# Ketchup Flavored Tobacco?



## PipesandGOP (Feb 7, 2008)

So I got a can of Syrian Super Balkan tonight... yea probably should've gone with something else. Upon opening the tin, I was overwhelmed with the odor of well, the meatballs I had the other night with ketchup on them (yea I know, very discerning taste). Unfortunately this this smell was also the flavor... in my brand new Bjarne . 

Is this a regular thing for McClellands or did those meatballs just mess me up lol?


----------



## tzilt (Nov 20, 2007)

PipesandGOP said:


> So I got a can of Syrian Super Balkan tonight... yea probably should've gone with something else. Upon opening the tin, I was overwhelmed with the odor of well, the meatballs I had the other night with ketchup on them (yea I know, very discerning taste). Unfortunately this this smell was also the flavor... in my brand new Bjarne .
> 
> Is this a regular thing for McClellands or did those meatballs just mess me up lol?


I think a lot of McClelland's blends have that ketchup smell. Personally, I like it, but its not really ketchup to me, its more like an oakey vinegary smell or something.


----------



## croatan (Mar 23, 2005)

That's fairly typical of McClelland's blends. I usually let them air out for a while before packing and lighting them. Though the tin odor is usually of ketchup, the tobaccos don't share the taste once lit.


----------



## Ultravox (Jan 4, 2007)

I've yet to have a McClelland blend that didn't smell faintly reminiscent of ketchup in the tin, but I've never found this to translate over to the flavour or room note when smoking.


----------



## Mad Hatter (Apr 8, 2007)

I'm not a McC fan but I do like their latakia blends. Those are missing the ketchup flavor.


----------



## TheRealBonger (Sep 7, 2007)

I had never noticed this until I opened a tin of Dominican Glory maduro. I hate ketchup, and was overwhelmed by the smell. I couldn't stand to smell the tobak, so I just loaded it up and smoked. Thankfully the tobak did not taste anything like that smell. I am going to let that tin rest for awhile, and then revisit. :tu P.S. It was a great tobak, being that I smoked cigars before getting into pipes.


----------



## PipesandGOP (Feb 7, 2008)

My pipe reeked of it for days so I gave up on it, figured I'd come back to it later. Unfortunately my cocker spaniel had her own plans for it. She managed to jump from the stoop in the garage, to the grill, then from the grill to on top of the work bench just to get at it.
I do think I'm going to pick up another tin just to see if my taste has adjusted a bit.


----------



## Highstump (Jul 13, 2008)

Every McClelland virginia tobacco has that aroma and I like it. You will probably notice it to a lesser degree in most any virginia tobacco that has aged a bit.
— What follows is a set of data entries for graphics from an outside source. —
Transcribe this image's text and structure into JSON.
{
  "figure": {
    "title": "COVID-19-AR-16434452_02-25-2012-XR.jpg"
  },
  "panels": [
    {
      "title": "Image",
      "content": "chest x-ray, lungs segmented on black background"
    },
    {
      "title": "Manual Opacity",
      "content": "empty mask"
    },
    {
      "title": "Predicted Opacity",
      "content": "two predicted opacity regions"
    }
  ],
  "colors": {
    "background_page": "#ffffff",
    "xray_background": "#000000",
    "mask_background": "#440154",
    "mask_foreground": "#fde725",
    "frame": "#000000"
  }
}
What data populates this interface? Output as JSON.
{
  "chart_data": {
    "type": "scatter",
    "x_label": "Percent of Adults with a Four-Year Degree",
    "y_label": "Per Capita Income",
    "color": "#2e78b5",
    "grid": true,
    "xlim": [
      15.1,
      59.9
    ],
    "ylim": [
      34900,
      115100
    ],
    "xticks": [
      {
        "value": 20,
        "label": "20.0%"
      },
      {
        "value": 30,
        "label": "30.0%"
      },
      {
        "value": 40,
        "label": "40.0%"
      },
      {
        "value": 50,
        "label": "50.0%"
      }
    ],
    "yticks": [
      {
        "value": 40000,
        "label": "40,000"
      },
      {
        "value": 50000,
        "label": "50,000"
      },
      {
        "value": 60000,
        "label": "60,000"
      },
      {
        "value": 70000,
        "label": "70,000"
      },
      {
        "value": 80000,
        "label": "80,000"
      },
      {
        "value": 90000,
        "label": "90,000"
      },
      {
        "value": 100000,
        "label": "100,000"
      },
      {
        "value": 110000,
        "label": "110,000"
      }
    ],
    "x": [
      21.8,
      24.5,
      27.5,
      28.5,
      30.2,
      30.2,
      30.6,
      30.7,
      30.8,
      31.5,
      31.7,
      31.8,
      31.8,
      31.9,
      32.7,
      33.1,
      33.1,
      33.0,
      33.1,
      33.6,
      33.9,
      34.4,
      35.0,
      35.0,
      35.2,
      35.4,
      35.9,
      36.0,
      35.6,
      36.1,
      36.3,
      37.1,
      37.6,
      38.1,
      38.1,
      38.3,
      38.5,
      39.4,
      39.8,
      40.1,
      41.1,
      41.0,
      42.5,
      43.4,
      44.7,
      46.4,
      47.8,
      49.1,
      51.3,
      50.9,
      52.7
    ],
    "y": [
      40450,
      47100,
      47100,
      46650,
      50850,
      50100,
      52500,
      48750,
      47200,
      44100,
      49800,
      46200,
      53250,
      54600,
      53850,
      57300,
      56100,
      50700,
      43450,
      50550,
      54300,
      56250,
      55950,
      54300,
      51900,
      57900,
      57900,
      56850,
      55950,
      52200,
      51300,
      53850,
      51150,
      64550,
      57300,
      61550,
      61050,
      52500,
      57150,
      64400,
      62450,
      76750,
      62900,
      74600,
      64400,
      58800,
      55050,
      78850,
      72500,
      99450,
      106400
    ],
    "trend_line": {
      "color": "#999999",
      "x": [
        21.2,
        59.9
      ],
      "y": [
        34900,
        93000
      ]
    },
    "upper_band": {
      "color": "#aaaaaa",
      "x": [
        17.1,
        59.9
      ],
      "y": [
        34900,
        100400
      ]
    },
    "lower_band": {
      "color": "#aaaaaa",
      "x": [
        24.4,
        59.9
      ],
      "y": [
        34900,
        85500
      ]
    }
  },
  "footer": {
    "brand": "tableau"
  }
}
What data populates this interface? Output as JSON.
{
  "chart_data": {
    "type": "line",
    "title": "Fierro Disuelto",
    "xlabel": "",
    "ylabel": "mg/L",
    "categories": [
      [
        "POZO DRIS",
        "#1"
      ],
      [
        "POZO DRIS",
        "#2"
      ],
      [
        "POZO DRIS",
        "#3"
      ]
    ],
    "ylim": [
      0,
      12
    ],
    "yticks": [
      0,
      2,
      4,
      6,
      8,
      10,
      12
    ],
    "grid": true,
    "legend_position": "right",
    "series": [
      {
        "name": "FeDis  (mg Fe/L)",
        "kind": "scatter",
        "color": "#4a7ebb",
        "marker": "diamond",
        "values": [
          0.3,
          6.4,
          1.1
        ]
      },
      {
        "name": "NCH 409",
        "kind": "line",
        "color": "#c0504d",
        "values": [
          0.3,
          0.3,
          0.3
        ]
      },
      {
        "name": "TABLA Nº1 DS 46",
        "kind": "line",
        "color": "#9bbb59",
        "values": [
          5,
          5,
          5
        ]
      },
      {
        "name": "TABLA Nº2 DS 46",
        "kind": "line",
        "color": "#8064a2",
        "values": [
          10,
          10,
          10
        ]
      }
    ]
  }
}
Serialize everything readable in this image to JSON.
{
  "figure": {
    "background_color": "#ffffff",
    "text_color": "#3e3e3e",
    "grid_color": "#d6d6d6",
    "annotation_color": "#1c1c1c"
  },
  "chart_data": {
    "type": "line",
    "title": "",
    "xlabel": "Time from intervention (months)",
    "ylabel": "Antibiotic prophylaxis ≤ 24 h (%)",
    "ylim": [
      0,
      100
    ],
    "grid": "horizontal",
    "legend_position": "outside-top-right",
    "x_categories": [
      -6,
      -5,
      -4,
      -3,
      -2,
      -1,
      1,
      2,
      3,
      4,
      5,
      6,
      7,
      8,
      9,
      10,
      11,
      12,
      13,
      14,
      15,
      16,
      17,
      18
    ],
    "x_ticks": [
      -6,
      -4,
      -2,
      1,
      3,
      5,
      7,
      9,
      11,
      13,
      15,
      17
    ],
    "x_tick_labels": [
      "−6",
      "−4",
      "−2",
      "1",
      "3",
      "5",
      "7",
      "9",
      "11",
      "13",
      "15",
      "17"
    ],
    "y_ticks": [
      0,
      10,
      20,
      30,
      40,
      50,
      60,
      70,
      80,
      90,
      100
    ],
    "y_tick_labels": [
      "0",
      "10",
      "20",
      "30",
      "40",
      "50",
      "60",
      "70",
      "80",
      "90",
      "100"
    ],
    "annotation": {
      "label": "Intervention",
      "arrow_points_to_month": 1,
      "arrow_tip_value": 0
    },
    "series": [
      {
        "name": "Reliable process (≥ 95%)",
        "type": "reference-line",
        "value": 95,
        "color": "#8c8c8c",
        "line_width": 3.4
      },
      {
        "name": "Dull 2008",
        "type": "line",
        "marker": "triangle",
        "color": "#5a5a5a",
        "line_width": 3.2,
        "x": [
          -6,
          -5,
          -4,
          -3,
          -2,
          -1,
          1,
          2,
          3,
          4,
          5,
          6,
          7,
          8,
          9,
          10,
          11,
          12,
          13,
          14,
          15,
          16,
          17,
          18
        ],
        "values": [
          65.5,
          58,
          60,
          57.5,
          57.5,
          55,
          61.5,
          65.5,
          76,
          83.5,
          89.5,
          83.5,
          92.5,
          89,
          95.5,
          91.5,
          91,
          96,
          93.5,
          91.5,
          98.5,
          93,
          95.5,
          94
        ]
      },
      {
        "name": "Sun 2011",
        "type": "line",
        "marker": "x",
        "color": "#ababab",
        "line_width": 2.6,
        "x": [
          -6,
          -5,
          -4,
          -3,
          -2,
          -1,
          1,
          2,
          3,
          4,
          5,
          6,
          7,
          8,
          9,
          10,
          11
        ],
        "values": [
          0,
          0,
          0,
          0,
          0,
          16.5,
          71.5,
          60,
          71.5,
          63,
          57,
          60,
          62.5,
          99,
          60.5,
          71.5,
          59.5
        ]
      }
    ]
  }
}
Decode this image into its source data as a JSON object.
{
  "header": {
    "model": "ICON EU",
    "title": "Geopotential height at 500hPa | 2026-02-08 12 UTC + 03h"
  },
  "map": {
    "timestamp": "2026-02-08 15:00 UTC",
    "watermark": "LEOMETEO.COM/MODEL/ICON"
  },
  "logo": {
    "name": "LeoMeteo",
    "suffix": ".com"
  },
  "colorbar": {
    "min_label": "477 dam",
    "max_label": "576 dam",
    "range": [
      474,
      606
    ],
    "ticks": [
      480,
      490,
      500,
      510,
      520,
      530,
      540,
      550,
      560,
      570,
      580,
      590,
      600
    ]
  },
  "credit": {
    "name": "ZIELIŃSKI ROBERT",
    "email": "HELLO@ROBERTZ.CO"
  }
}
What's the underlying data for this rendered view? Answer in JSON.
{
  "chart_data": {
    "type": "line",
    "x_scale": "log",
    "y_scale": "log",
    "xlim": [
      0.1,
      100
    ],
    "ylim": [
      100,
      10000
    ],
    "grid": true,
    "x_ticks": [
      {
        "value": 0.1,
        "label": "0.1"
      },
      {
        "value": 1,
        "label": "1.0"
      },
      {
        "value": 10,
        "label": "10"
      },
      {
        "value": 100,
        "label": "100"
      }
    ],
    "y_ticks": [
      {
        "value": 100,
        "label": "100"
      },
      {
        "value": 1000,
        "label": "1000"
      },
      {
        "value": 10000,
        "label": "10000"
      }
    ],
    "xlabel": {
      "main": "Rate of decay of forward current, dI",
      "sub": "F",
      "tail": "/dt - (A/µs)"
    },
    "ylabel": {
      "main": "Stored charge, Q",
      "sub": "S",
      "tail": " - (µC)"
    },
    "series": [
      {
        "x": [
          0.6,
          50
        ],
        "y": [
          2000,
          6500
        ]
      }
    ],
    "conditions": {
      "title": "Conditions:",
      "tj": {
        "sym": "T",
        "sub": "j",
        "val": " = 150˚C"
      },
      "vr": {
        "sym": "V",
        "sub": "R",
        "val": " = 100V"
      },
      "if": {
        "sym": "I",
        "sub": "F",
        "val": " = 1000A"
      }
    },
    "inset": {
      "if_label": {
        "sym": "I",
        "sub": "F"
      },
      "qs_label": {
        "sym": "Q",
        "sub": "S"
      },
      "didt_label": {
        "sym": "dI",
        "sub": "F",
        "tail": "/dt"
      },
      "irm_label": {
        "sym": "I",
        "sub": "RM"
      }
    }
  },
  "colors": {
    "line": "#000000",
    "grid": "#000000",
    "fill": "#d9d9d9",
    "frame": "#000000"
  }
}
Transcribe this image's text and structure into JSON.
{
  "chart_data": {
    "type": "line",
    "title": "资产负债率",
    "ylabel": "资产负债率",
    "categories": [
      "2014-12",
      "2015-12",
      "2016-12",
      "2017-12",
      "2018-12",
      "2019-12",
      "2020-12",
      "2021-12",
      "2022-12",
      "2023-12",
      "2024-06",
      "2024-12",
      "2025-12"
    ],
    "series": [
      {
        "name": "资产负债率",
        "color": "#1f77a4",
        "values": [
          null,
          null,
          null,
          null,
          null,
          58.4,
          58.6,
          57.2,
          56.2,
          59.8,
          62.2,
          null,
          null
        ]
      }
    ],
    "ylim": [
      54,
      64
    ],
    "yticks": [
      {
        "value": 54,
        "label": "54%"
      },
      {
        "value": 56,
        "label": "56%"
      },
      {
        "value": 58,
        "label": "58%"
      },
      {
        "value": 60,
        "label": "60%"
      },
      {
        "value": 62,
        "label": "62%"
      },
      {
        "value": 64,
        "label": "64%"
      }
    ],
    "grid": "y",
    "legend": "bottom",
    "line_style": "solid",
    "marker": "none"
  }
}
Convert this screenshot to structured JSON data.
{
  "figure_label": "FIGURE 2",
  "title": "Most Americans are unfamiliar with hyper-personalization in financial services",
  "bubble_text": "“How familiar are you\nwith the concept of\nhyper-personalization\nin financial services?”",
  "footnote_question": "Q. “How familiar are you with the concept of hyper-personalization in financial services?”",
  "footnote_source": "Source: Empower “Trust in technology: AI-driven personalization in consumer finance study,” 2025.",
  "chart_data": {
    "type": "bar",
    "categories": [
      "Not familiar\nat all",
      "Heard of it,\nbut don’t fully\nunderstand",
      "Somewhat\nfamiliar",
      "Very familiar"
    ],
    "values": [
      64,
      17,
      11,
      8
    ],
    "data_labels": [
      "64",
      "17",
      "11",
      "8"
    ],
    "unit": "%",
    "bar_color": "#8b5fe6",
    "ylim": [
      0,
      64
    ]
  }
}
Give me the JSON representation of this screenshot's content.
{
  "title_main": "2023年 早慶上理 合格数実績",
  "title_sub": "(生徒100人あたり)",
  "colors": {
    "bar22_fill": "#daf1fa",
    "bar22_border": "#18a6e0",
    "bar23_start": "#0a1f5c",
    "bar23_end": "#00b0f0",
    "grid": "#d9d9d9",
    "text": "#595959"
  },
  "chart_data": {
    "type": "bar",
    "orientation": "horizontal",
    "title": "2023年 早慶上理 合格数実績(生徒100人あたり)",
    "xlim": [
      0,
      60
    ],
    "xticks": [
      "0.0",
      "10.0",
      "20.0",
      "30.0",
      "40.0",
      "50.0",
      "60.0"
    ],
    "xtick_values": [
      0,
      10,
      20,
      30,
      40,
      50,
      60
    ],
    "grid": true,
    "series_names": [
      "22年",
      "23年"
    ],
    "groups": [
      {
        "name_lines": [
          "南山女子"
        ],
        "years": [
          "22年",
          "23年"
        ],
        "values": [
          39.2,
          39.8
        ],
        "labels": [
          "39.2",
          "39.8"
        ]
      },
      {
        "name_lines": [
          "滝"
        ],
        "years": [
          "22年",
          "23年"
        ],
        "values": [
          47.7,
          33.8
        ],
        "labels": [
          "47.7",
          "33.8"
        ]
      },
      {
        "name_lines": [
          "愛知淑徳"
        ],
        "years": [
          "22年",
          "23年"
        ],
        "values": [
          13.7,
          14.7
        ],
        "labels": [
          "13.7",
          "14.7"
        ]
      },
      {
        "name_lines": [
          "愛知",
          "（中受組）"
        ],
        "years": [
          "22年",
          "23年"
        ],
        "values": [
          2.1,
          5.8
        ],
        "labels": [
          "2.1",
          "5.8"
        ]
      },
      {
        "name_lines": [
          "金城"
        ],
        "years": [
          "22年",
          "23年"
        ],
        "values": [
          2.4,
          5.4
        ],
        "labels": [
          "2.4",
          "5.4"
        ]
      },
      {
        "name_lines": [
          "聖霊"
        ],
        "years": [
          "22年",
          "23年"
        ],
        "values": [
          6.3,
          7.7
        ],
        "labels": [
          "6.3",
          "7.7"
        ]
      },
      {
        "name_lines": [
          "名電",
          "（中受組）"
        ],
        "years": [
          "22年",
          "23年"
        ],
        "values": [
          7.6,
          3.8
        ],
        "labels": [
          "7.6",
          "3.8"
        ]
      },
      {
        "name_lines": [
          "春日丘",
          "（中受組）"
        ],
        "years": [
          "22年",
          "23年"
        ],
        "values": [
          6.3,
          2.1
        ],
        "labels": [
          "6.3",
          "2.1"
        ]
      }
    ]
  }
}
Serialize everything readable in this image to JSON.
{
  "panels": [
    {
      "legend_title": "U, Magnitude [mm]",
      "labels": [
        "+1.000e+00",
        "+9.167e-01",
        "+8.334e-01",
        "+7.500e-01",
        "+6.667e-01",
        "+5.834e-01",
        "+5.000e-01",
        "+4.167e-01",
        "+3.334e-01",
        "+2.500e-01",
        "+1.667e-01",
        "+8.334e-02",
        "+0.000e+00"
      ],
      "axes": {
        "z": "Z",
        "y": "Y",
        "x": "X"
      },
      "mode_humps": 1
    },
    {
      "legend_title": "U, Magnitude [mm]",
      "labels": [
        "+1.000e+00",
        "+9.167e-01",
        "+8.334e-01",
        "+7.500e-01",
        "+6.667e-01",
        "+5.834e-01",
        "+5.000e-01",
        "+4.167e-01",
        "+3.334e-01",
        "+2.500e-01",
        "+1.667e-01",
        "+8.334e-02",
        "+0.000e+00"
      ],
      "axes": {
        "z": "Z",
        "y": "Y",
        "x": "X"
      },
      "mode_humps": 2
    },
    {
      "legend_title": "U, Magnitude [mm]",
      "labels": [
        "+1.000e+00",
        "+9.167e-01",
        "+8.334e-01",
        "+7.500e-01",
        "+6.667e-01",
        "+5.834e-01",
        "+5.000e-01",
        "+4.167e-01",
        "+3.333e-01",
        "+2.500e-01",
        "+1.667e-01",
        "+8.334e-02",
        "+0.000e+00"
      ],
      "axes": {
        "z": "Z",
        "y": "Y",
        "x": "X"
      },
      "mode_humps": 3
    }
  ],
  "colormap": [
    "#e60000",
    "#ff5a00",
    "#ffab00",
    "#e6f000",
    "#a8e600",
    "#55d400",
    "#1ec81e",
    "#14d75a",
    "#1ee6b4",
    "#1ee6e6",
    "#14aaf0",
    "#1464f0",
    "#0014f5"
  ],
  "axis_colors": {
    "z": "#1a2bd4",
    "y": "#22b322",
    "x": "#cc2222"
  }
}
It has never come through in the flavor of the tobacco while smoking however. p


----------



## BlackDog (May 19, 2006)

I've also found that the ketchup smell does not interfere with the flavor of the smoke. I wonder if letting it dry out and then rehumidifying it would help?


----------



## Highstump (Jul 13, 2008)

BlackDog said:


> I've also found that the ketchup smell does not interfere with the flavor of the smoke. I wonder if letting it dry out and then rehumidifying it would help?


To be honest BD I've never had an open McClelland blend around long enough for it to dry out.


----------



## BlackDog (May 19, 2006)

Stumper, if you want to try the drying routine, crack open a tin of Dark Star and send it to me. I'll handle it from there for you.


----------



## Highstump (Jul 13, 2008)

Much appreciated buddy, I will give it some serious thought. :sl


----------



## dogsplayinpoker (Jan 23, 2007)

BlackDog said:


> Stumper, if you want to try the drying routine, crack open a tin of Dark Star and send it to me. I'll handle it from there for you.


It's that spirit of helpfulness that keeps bringing me back!

I get that ketchup smell but never in the actual smoke. 
I like ketchup. It contains natural mellowing agents that help you realize that it's good enough just being yourself.


----------



## hyper_dermic (Dec 17, 2006)

I dont mind the smell at all, infact i equate it to a Good virginia...

Some of the best VAs ive ever had reeked of that smell... It mellows after many years.. but its still there... that ketchuppy tobacco really does age nicely though...

try out some older PCCA blends (they are special limited edition blends that are tinned by McCellands for PCCA), most PCCA blends start off with heavy ketchup smell, but man after 5 or so years they really begin to shine... after 10+ years they are damn near perfect. Ive got a truckload of PCCA tins in my cellar awaiting the 10 year mark.
I was lucky enough to grab some of their 10+ year VA blends and they truly are the best VAs ive ever had. 

Bottem line.. dont hate on the Ketchup!

-hyp


----------